Pour comprendre cet enthousiasme, il faut observer la longévité du projet d’or et sa capacité à déjouer les pronostics, par le passé. En effet, après sa mise en service en 2000 et l’établissement d’un premier plan minier, la mine d’or avait une durée de vie estimée à environ 13 ans. Après l’épuisement des réserves des principaux gisements en 2008, les propriétaires décident de procéder au traitement des stocks de minerai jusqu’à une fermeture définitive 5 ans plus tard. Sur ces huit premières années, Morila fut l’une, sinon la plus productive des mines d’or maliennes, livrant 5 millions d’onces et générant environ 246 milliards FCFA (près de 500 millions $) à l’Etat en redevances et diverses taxes.
L’aventure aurait pu s’arrêter là sans les mises à jour de ressources successives intervenues au fur et à mesure que le délai de fermeture approchait. Finalement, les propriétaires de l’époque, Randgold (qui a depuis fusionné avec Barrick) et AngloGold Ashanti décident en 2016, de concert avec le gouvernement malien, de prolonger jusqu’en 2019 la durée de vie de la mine.
« Les réserves restantes étaient plus grandes que nous pensions.

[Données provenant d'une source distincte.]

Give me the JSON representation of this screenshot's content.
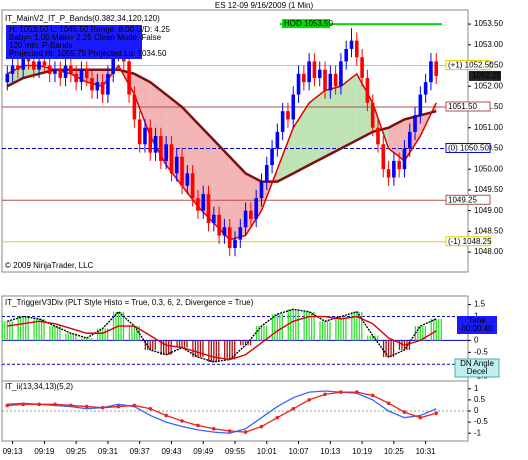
{
  "chart_data": [
    {
      "type": "candlestick",
      "title": "ES 12-09  9/16/2009 (1 Min)",
      "indicator": "IT_MainV2_IT_P_Bands(0.382,34,120,120)",
      "info_box": [
        "H: 1053.50  L: 1045.50  Range: 8.00  U/D: 4.25",
        "Baby= 1.00  Main= 2.25  Clean Mode: False",
        "120 min. P-Bands",
        "Projected Hi: 1055.75  Projected Lo: 1034.50"
      ],
      "note": "© 2009 NinjaTrader, LLC",
      "up_color": "#0000ff",
      "down_color": "#ff0000",
      "xlim": [
        "09:11",
        "10:39"
      ],
      "ylim": [
        1047.52,
        1053.84
      ],
      "yticks": [
        {
          "value": 1048,
          "label": "1048.00"
        },
        {
          "value": 1048.5,
          "label": "1048.50"
        },
        {
          "value": 1049,
          "label": "1049.00"
        },
        {
          "value": 1049.5,
          "label": "1049.50"
        },
        {
          "value": 1050,
          "label": "1050.00"
        },
        {
          "value": 1050.5,
          "label": "1050.50"
        },
        {
          "value": 1051,
          "label": "1051.00"
        },
        {
          "value": 1051.5,
          "label": "1051.50"
        },
        {
          "value": 1052,
          "label": "1052.00"
        },
        {
          "value": 1052.5,
          "label": "1052.50"
        },
        {
          "value": 1053,
          "label": "1053.00"
        },
        {
          "value": 1053.5,
          "label": "1053.50"
        }
      ],
      "x": [
        "09:12",
        "09:13",
        "09:14",
        "09:15",
        "09:16",
        "09:17",
        "09:18",
        "09:19",
        "09:20",
        "09:21",
        "09:22",
        "09:23",
        "09:24",
        "09:25",
        "09:26",
        "09:27",
        "09:28",
        "09:29",
        "09:30",
        "09:31",
        "09:32",
        "09:33",
        "09:34",
        "09:35",
        "09:36",
        "09:37",
        "09:38",
        "09:39",
        "09:40",
        "09:41",
        "09:42",
        "09:43",
        "09:44",
        "09:45",
        "09:46",
        "09:47",
        "09:48",
        "09:49",
        "09:50",
        "09:51",
        "09:52",
        "09:53",
        "09:54",
        "09:55",
        "09:56",
        "09:57",
        "09:58",
        "09:59",
        "10:00",
        "10:01",
        "10:02",
        "10:03",
        "10:04",
        "10:05",
        "10:06",
        "10:07",
        "10:08",
        "10:09",
        "10:10",
        "10:11",
        "10:12",
        "10:13",
        "10:14",
        "10:15",
        "10:16",
        "10:17",
        "10:18",
        "10:19",
        "10:20",
        "10:21",
        "10:22",
        "10:23",
        "10:24",
        "10:25",
        "10:26",
        "10:27",
        "10:28",
        "10:29",
        "10:30",
        "10:31",
        "10:32",
        "10:33"
      ],
      "open": [
        1052.1,
        1052.3,
        1052.5,
        1052.4,
        1052.7,
        1052.6,
        1052.4,
        1052.6,
        1052.5,
        1052.3,
        1052.4,
        1052.2,
        1052.5,
        1052.3,
        1052.1,
        1052.4,
        1052.2,
        1051.9,
        1052.1,
        1051.8,
        1052.3,
        1052.8,
        1053.0,
        1052.6,
        1051.8,
        1051.2,
        1050.6,
        1051.0,
        1050.4,
        1050.8,
        1050.2,
        1050.6,
        1049.9,
        1050.3,
        1049.6,
        1049.9,
        1049.3,
        1049.0,
        1049.4,
        1048.7,
        1048.9,
        1048.4,
        1048.6,
        1048.1,
        1048.3,
        1048.6,
        1049.0,
        1048.8,
        1049.3,
        1049.7,
        1050.1,
        1050.5,
        1050.9,
        1051.4,
        1051.2,
        1051.8,
        1052.3,
        1052.1,
        1052.6,
        1052.2,
        1052.4,
        1051.9,
        1052.3,
        1052.0,
        1052.6,
        1052.9,
        1053.1,
        1052.7,
        1052.2,
        1051.6,
        1051.0,
        1050.6,
        1050.0,
        1049.8,
        1050.2,
        1050.0,
        1050.5,
        1050.9,
        1051.3,
        1051.8,
        1052.1,
        1052.6
      ],
      "high": [
        1052.5,
        1052.7,
        1052.7,
        1052.9,
        1052.9,
        1052.8,
        1052.8,
        1052.8,
        1052.7,
        1052.6,
        1052.6,
        1052.7,
        1052.7,
        1052.5,
        1052.6,
        1052.6,
        1052.4,
        1052.3,
        1052.3,
        1052.5,
        1053.0,
        1053.3,
        1053.2,
        1052.8,
        1052.0,
        1051.4,
        1051.2,
        1051.2,
        1051.0,
        1051.0,
        1050.8,
        1050.8,
        1050.5,
        1050.5,
        1050.1,
        1050.1,
        1049.5,
        1049.6,
        1049.6,
        1049.1,
        1049.1,
        1048.8,
        1048.8,
        1048.5,
        1048.8,
        1049.2,
        1049.2,
        1049.5,
        1049.9,
        1050.3,
        1050.7,
        1051.1,
        1051.6,
        1051.6,
        1052.0,
        1052.5,
        1052.5,
        1052.8,
        1052.8,
        1052.6,
        1052.6,
        1052.5,
        1052.5,
        1052.8,
        1053.1,
        1053.4,
        1053.3,
        1052.9,
        1052.4,
        1051.8,
        1051.2,
        1050.8,
        1050.2,
        1050.4,
        1050.4,
        1050.7,
        1051.1,
        1051.5,
        1052.0,
        1052.3,
        1052.8,
        1052.8
      ],
      "low": [
        1051.9,
        1052.1,
        1052.2,
        1052.2,
        1052.4,
        1052.2,
        1052.2,
        1052.3,
        1052.1,
        1052.1,
        1052.0,
        1052.0,
        1052.1,
        1051.9,
        1051.9,
        1052.0,
        1051.7,
        1051.7,
        1051.6,
        1051.6,
        1052.1,
        1052.6,
        1052.4,
        1051.6,
        1051.0,
        1050.4,
        1050.4,
        1050.2,
        1050.2,
        1050.0,
        1050.0,
        1049.7,
        1049.7,
        1049.4,
        1049.4,
        1049.1,
        1048.8,
        1048.8,
        1048.5,
        1048.5,
        1048.2,
        1048.2,
        1047.9,
        1047.9,
        1048.1,
        1048.4,
        1048.6,
        1048.6,
        1049.1,
        1049.5,
        1049.9,
        1050.3,
        1050.7,
        1051.0,
        1051.0,
        1051.6,
        1051.9,
        1051.9,
        1052.0,
        1052.0,
        1051.7,
        1051.7,
        1051.8,
        1051.8,
        1052.4,
        1052.7,
        1052.5,
        1052.0,
        1051.4,
        1050.8,
        1050.4,
        1049.8,
        1049.6,
        1049.6,
        1049.8,
        1049.8,
        1050.3,
        1050.7,
        1051.1,
        1051.6,
        1051.9,
        1052.05
      ],
      "close": [
        1052.3,
        1052.5,
        1052.4,
        1052.7,
        1052.6,
        1052.4,
        1052.6,
        1052.5,
        1052.3,
        1052.4,
        1052.2,
        1052.5,
        1052.3,
        1052.1,
        1052.4,
        1052.2,
        1051.9,
        1052.1,
        1051.8,
        1052.3,
        1052.8,
        1053.0,
        1052.6,
        1051.8,
        1051.2,
        1050.6,
        1051.0,
        1050.4,
        1050.8,
        1050.2,
        1050.6,
        1049.9,
        1050.3,
        1049.6,
        1049.9,
        1049.3,
        1049.0,
        1049.4,
        1048.7,
        1048.9,
        1048.4,
        1048.6,
        1048.1,
        1048.3,
        1048.6,
        1049.0,
        1048.8,
        1049.3,
        1049.7,
        1050.1,
        1050.5,
        1050.9,
        1051.4,
        1051.2,
        1051.8,
        1052.3,
        1052.1,
        1052.6,
        1052.2,
        1052.4,
        1051.9,
        1052.3,
        1052.0,
        1052.6,
        1052.9,
        1053.1,
        1052.7,
        1052.2,
        1051.6,
        1051.0,
        1050.6,
        1050.0,
        1049.8,
        1050.2,
        1050.0,
        1050.5,
        1050.9,
        1051.3,
        1051.8,
        1052.1,
        1052.6,
        1052.25
      ],
      "bands": {
        "x": [
          "09:12",
          "09:15",
          "09:18",
          "09:21",
          "09:24",
          "09:27",
          "09:30",
          "09:33",
          "09:36",
          "09:39",
          "09:42",
          "09:45",
          "09:48",
          "09:51",
          "09:54",
          "09:57",
          "10:00",
          "10:03",
          "10:06",
          "10:09",
          "10:12",
          "10:15",
          "10:18",
          "10:21",
          "10:24",
          "10:27",
          "10:30",
          "10:33"
        ],
        "fast": [
          1052.3,
          1052.5,
          1052.5,
          1052.4,
          1052.3,
          1052.1,
          1052.0,
          1052.5,
          1051.8,
          1050.8,
          1050.1,
          1049.6,
          1049.1,
          1048.7,
          1048.3,
          1048.4,
          1049.0,
          1050.0,
          1051.0,
          1051.6,
          1051.9,
          1052.0,
          1052.3,
          1051.6,
          1050.5,
          1050.2,
          1050.8,
          1051.6
        ],
        "slow": [
          1052.0,
          1052.2,
          1052.3,
          1052.4,
          1052.4,
          1052.4,
          1052.4,
          1052.4,
          1052.3,
          1052.1,
          1051.8,
          1051.5,
          1051.1,
          1050.7,
          1050.3,
          1049.9,
          1049.7,
          1049.7,
          1049.9,
          1050.1,
          1050.3,
          1050.5,
          1050.7,
          1050.9,
          1051.0,
          1051.2,
          1051.3,
          1051.4
        ],
        "fast_color": "#e00000",
        "slow_color": "#7a1010",
        "up_fill": "#bfe3b4",
        "down_fill": "#f2b4b4"
      },
      "levels": [
        {
          "label": "HOD 1053.50",
          "value": 1053.5,
          "color": "#00dd00"
        },
        {
          "label": "(+1) 1052.50",
          "value": 1052.5,
          "color": "#e8d000"
        },
        {
          "label": "1051.50",
          "value": 1051.5,
          "color": "#b05050"
        },
        {
          "label": "(0) 1050.50",
          "value": 1050.5,
          "color": "#0000cc"
        },
        {
          "label": "1049.25",
          "value": 1049.25,
          "color": "#b05050"
        },
        {
          "label": "(-1) 1048.25",
          "value": 1048.25,
          "color": "#e8d000"
        }
      ],
      "last_price": {
        "value": 1052.25,
        "label": "1052.25"
      }
    },
    {
      "type": "histo",
      "title": "IT_TriggerV3Div (PLT Style Histo = True, 0.3, 6, 2, Divergence = True)",
      "time_box": [
        "Time",
        "00:00:40"
      ],
      "status_box": [
        "DN Angle",
        "Decel"
      ],
      "xlim": [
        "09:11",
        "10:39"
      ],
      "ylim": [
        -1.7,
        1.86
      ],
      "yticks": [
        1.5,
        1,
        0.5,
        0,
        -0.5,
        -1,
        -1.5
      ],
      "ref_lines": [
        1,
        -1
      ],
      "x": [
        "09:12",
        "09:15",
        "09:18",
        "09:21",
        "09:24",
        "09:27",
        "09:30",
        "09:33",
        "09:36",
        "09:39",
        "09:42",
        "09:45",
        "09:48",
        "09:51",
        "09:54",
        "09:57",
        "10:00",
        "10:03",
        "10:06",
        "10:09",
        "10:12",
        "10:15",
        "10:18",
        "10:21",
        "10:24",
        "10:27",
        "10:30",
        "10:33"
      ],
      "values": [
        0.8,
        1.0,
        0.9,
        0.6,
        0.3,
        0.1,
        0.5,
        1.2,
        0.6,
        -0.4,
        -0.6,
        -0.3,
        -0.7,
        -0.9,
        -0.8,
        -0.2,
        0.6,
        1.1,
        1.3,
        1.2,
        0.8,
        1.0,
        1.2,
        0.2,
        -0.7,
        -0.4,
        0.6,
        0.9
      ],
      "signal": [
        0.6,
        0.7,
        0.8,
        0.7,
        0.5,
        0.3,
        0.3,
        0.6,
        0.6,
        0.2,
        -0.2,
        -0.3,
        -0.5,
        -0.7,
        -0.8,
        -0.6,
        -0.1,
        0.4,
        0.8,
        1.0,
        1.0,
        0.9,
        1.0,
        0.7,
        0.1,
        -0.2,
        0.0,
        0.4
      ],
      "pos_color": "#33dd33",
      "neg_color": "#aa1111",
      "signal_color": "#dd0000"
    },
    {
      "type": "line",
      "title": "IT_ii(13,34,13)(5,2)",
      "xlim": [
        "09:11",
        "10:39"
      ],
      "ylim": [
        -1.35,
        1.35
      ],
      "yticks": [
        1,
        0.5,
        0,
        -0.5,
        -1
      ],
      "xticks": [
        "09:13",
        "09:19",
        "09:25",
        "09:31",
        "09:37",
        "09:43",
        "09:49",
        "09:55",
        "10:01",
        "10:07",
        "10:13",
        "10:19",
        "10:25",
        "10:31"
      ],
      "x": [
        "09:12",
        "09:15",
        "09:18",
        "09:21",
        "09:24",
        "09:27",
        "09:30",
        "09:33",
        "09:36",
        "09:39",
        "09:42",
        "09:45",
        "09:48",
        "09:51",
        "09:54",
        "09:57",
        "10:00",
        "10:03",
        "10:06",
        "10:09",
        "10:12",
        "10:15",
        "10:18",
        "10:21",
        "10:24",
        "10:27",
        "10:30",
        "10:33"
      ],
      "series": [
        {
          "color": "#3366ff",
          "values": [
            0.3,
            0.35,
            0.3,
            0.25,
            0.2,
            0.1,
            0.15,
            0.3,
            0.2,
            -0.2,
            -0.5,
            -0.7,
            -0.85,
            -0.95,
            -1.0,
            -0.8,
            -0.3,
            0.2,
            0.6,
            0.85,
            0.9,
            0.85,
            0.8,
            0.5,
            0.0,
            -0.3,
            -0.2,
            0.1
          ]
        },
        {
          "color": "#ee2222",
          "markers": true,
          "values": [
            0.25,
            0.3,
            0.3,
            0.3,
            0.25,
            0.2,
            0.15,
            0.2,
            0.25,
            0.1,
            -0.2,
            -0.45,
            -0.65,
            -0.8,
            -0.9,
            -0.95,
            -0.7,
            -0.3,
            0.1,
            0.5,
            0.75,
            0.85,
            0.85,
            0.7,
            0.35,
            -0.05,
            -0.3,
            -0.1
          ]
        }
      ]
    }
  ]
}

Les recherches sont en train d’être menées pour développer de petites mines satellites autour de Morila », explique alors Karim Berthé, un responsable du ministère des Mines.
«Les réserves restantes étaient plus grandes que nous pensions. Les recherches sont en train d’être menées pour développer de petites mines satellites autour de Morila», explique alors Karim Berthé, un responsable du ministère des Mines.
Quatre ans plus tard et après plus de 7,4 millions d’onces livrées sur 20 ans, se dirige-t-on vers une nouvelle résurrection pour Morila ? Cela en a tout l’air. Car si la mine doit livrer, selon Mali Lithium, 26 350 onces d’or entre novembre 2020 et le deuxième trimestre 2021, « il existe un excellent potentiel de croissance à court terme de la production et de la durée de vie de la mine ».
Une chose est certaine, si la compagnie ne réussit pas son pari, elle pourra toujours mettre les installations de traitement de la mine au service d’autres projets dans la région, car elle est la seule usine de traitement d’or dans un rayon de 200 km.